La stratégie de la « minorité » voit les homosexuels s'aligner avec des groupes minoritaires légitimes tels que les Afro-Américains et les organisations pour handicapés, etc. L'argument devient : « Vous ne discrimineriez pas les personnes handicapées, donc vous ne devriez pas nous discriminer. » Le problème ici est que les homosexuels ne remplissent pas le critère de statut de minorité tel qu'il a été reconnu par diverses cours et autorités des droits de l'homme dans le passé lors de décisions sur des cas de statut de minorité.
Il existe plusieurs critères qui ont traditionnellement été utilisés pour décider du statut de minorité, et les homosexuels ne répondent à aucun de ces critères. Par exemple : ceux qui demandent le statut de minorité doivent prouver qu'ils présentent des caractéristiques immuables ou distinctives telles que la race, la couleur, le sexe, l'origine nationale qui les définissent comme un groupe distinct.
L'argument scientifique selon lequel l'homosexualité aurait une base génétique n'a pas été prouvé. En fait, toutes les recherches sérieuses des cinquante dernières années concluent de manière écrasante que les causes du comportement homosexuel résultent de nombreux facteurs familiaux et environnementaux qui créent une tendance à ce comportement. En d'autres termes, le comportement homosexuel reste un choix motivé par le conditionnement, et non une disposition génétique spécifique comme la couleur des yeux ou le sexe, ni même une maladie.

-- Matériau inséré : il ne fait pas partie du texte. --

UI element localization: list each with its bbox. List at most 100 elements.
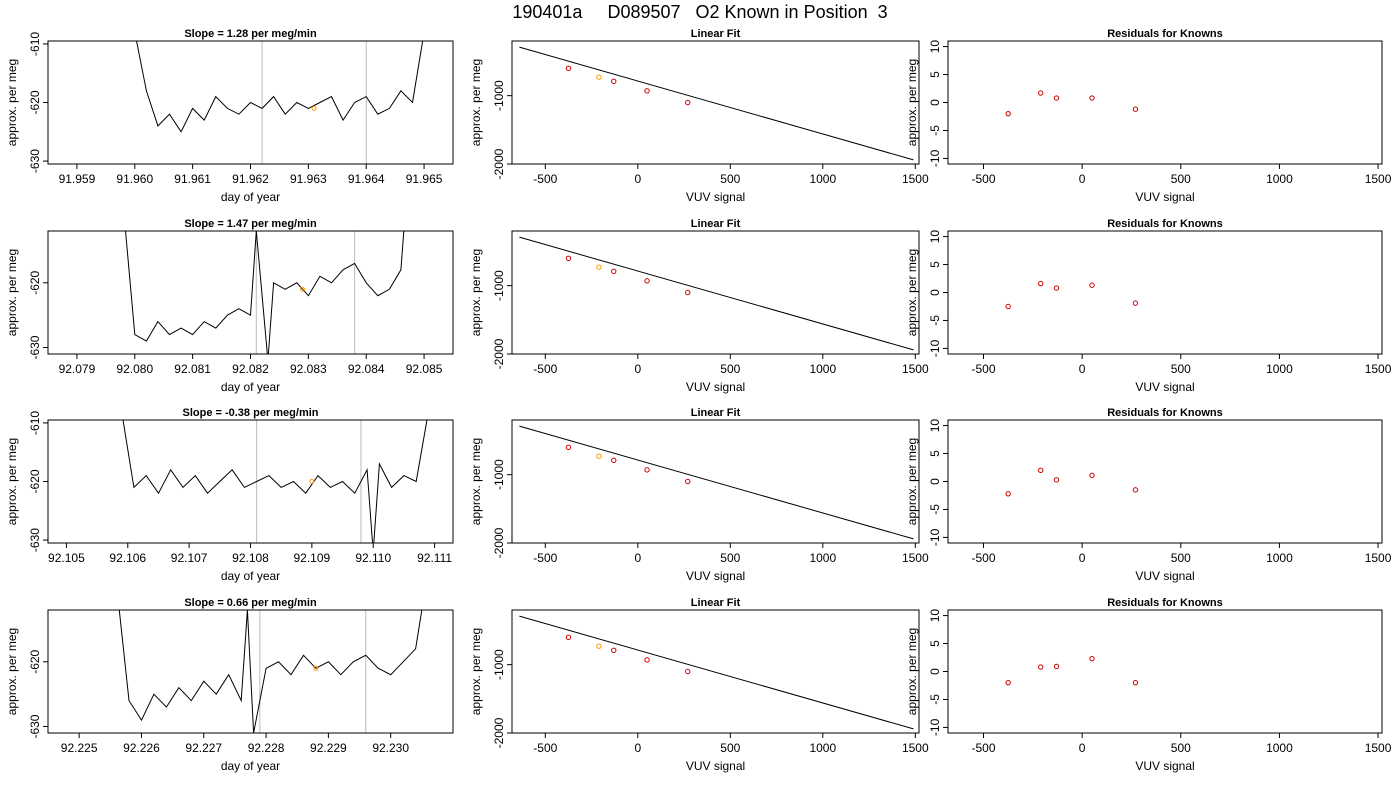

Une autre condition pour accorder le statut de minorité est une histoire avérée d'impuissance politique. Les homosexuels et lesbiennes représentent moins de 3 % de la population (Étude Chicago Hope, 1997 ; Recensement des États-Unis, 2010) et ont pourtant transformé la question du mariage entre personnes de même sexe en un débat national avec le soutien généreux d'un média sympathique et de politiciens crédules. Ce n'est pas le résultat d'un groupe politiquement impuissant. Les efforts de M. Obama en leur faveur en tant que défenseur d'une minorité opprimée sont admirables mais malheureusement mal informés et manifestement erronés.

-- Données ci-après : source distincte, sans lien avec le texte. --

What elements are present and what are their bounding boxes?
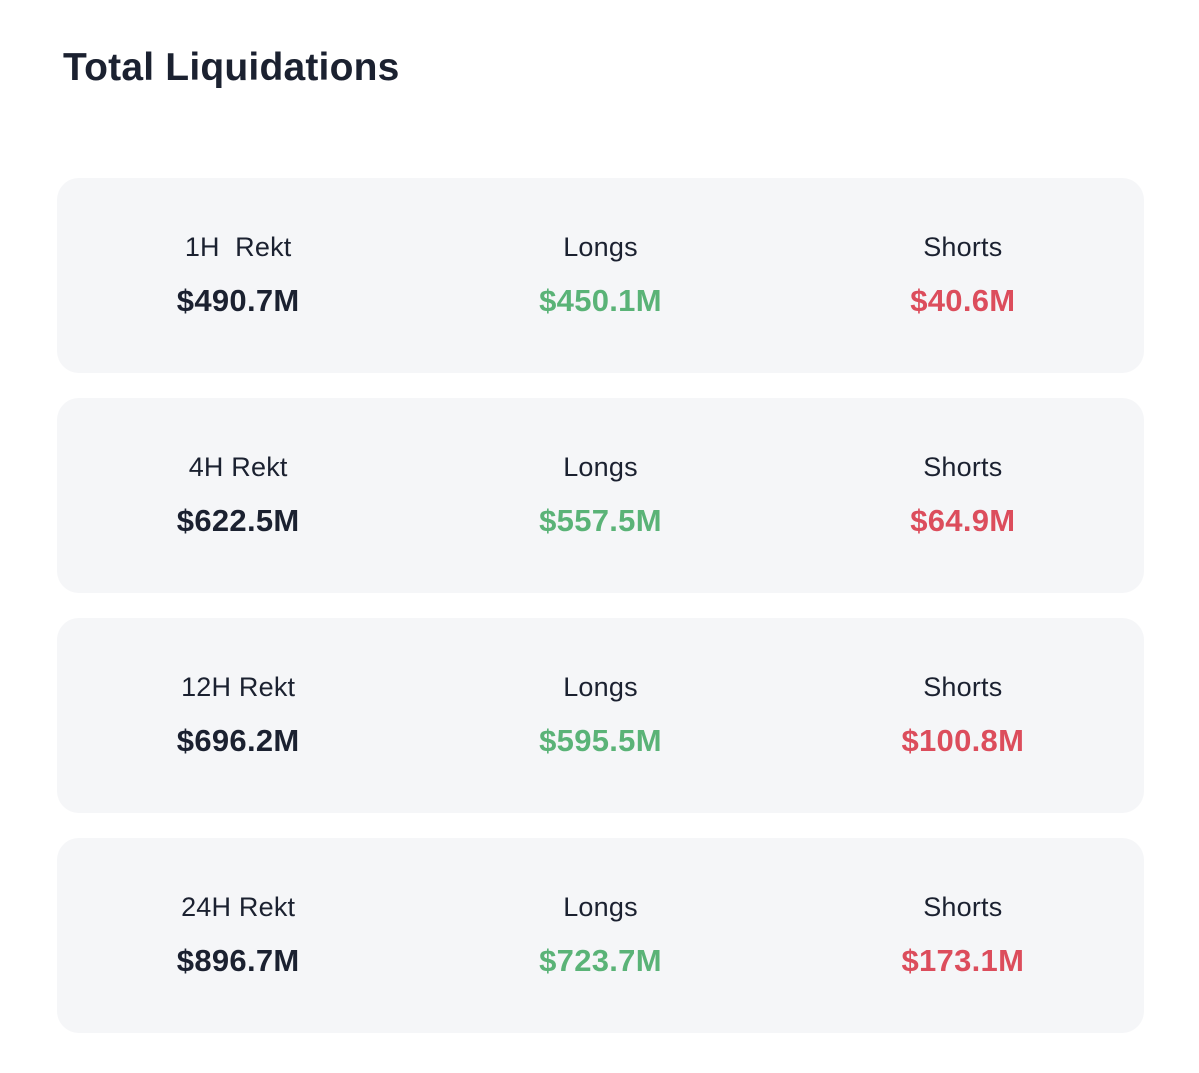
stat-total-value: $622.5M <box>176 503 300 538</box>
stat-shorts-label: Shorts <box>923 232 1003 262</box>
stat-longs-label: Longs <box>563 232 638 262</box>
stat-shorts: Shorts $173.1M <box>782 892 1144 979</box>
stat-total: 1H Rekt $490.7M <box>57 232 419 319</box>
stat-longs: Longs $450.1M <box>419 232 781 319</box>
stat-shorts-value: $40.6M <box>910 283 1016 318</box>
stat-longs-value: $450.1M <box>539 283 662 318</box>
stat-total-value: $696.2M <box>176 723 300 758</box>
stat-shorts-label: Shorts <box>923 452 1003 482</box>
stat-shorts-label: Shorts <box>923 892 1003 922</box>
stat-total: 12H Rekt $696.2M <box>57 672 419 759</box>
stat-longs-value: $595.5M <box>539 723 662 758</box>
stat-longs: Longs $723.7M <box>419 892 781 979</box>
stat-period-label: 24H Rekt <box>181 892 296 922</box>
liquidation-card-24h: 24H Rekt $896.7M Longs $723.7M Shorts $1… <box>57 838 1144 1033</box>
stat-shorts: Shorts $100.8M <box>782 672 1144 759</box>
stat-total-value: $490.7M <box>176 283 300 318</box>
stat-period-label: 1H Rekt <box>184 232 292 262</box>
stat-longs-value: $557.5M <box>539 503 662 538</box>
liquidation-card-12h: 12H Rekt $696.2M Longs $595.5M Shorts $1… <box>57 618 1144 813</box>
stat-longs-label: Longs <box>563 892 638 922</box>
stat-total: 24H Rekt $896.7M <box>57 892 419 979</box>
stat-shorts-value: $64.9M <box>910 503 1016 538</box>
liquidation-card-1h: 1H Rekt $490.7M Longs $450.1M Shorts $40… <box>57 178 1144 373</box>
liquidation-card-4h: 4H Rekt $622.5M Longs $557.5M Shorts $64… <box>57 398 1144 593</box>
stat-shorts-value: $100.8M <box>901 723 1025 758</box>
liquidation-cards: 1H Rekt $490.7M Longs $450.1M Shorts $40… <box>57 178 1144 1033</box>
stat-longs-value: $723.7M <box>539 943 662 978</box>
stat-longs-label: Longs <box>563 672 638 702</box>
stat-period-label: 12H Rekt <box>181 672 296 702</box>
stat-shorts-label: Shorts <box>923 672 1003 702</box>
stat-longs-label: Longs <box>563 452 638 482</box>
stat-total-value: $896.7M <box>176 943 300 978</box>
stat-shorts-value: $173.1M <box>901 943 1025 978</box>
stat-longs: Longs $557.5M <box>419 452 781 539</box>
stat-shorts: Shorts $64.9M <box>782 452 1144 539</box>
page-title: Total Liquidations <box>63 46 400 89</box>
stat-period-label: 4H Rekt <box>188 452 288 482</box>
stat-total: 4H Rekt $622.5M <box>57 452 419 539</box>
stat-longs: Longs $595.5M <box>419 672 781 759</box>
stat-shorts: Shorts $40.6M <box>782 232 1144 319</box>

J'espère que le mouvement populaire contre cette législation insensée et immorale prendra de l'ampleur afin que le peuple américain s'exprime contre elle. J'espère que nous, dans les Églises du Christ, ne resterons pas silencieux alors que des lois impies nous sont imposées et provoquent la dégradation accélérée de notre tissu moral national. Une fois que le mariage homosexuel sera largement reconnu, il n'y aura plus de raison d'interdire l'adoption, la garde d'enfants, le ministère et un certain nombre de fonctions sociales clés qu'ils pourront exploiter dans leur effort pour faire de l'homosexualité un mode de vie normal, légitime, acceptable, qui ne pourra être contesté en aucune manière, que ce soit légalement ou moralement. Lorsque ce jour viendra, ce que j'écris et dis sera un crime et vous serez responsables de l'avoir lu ou partagé.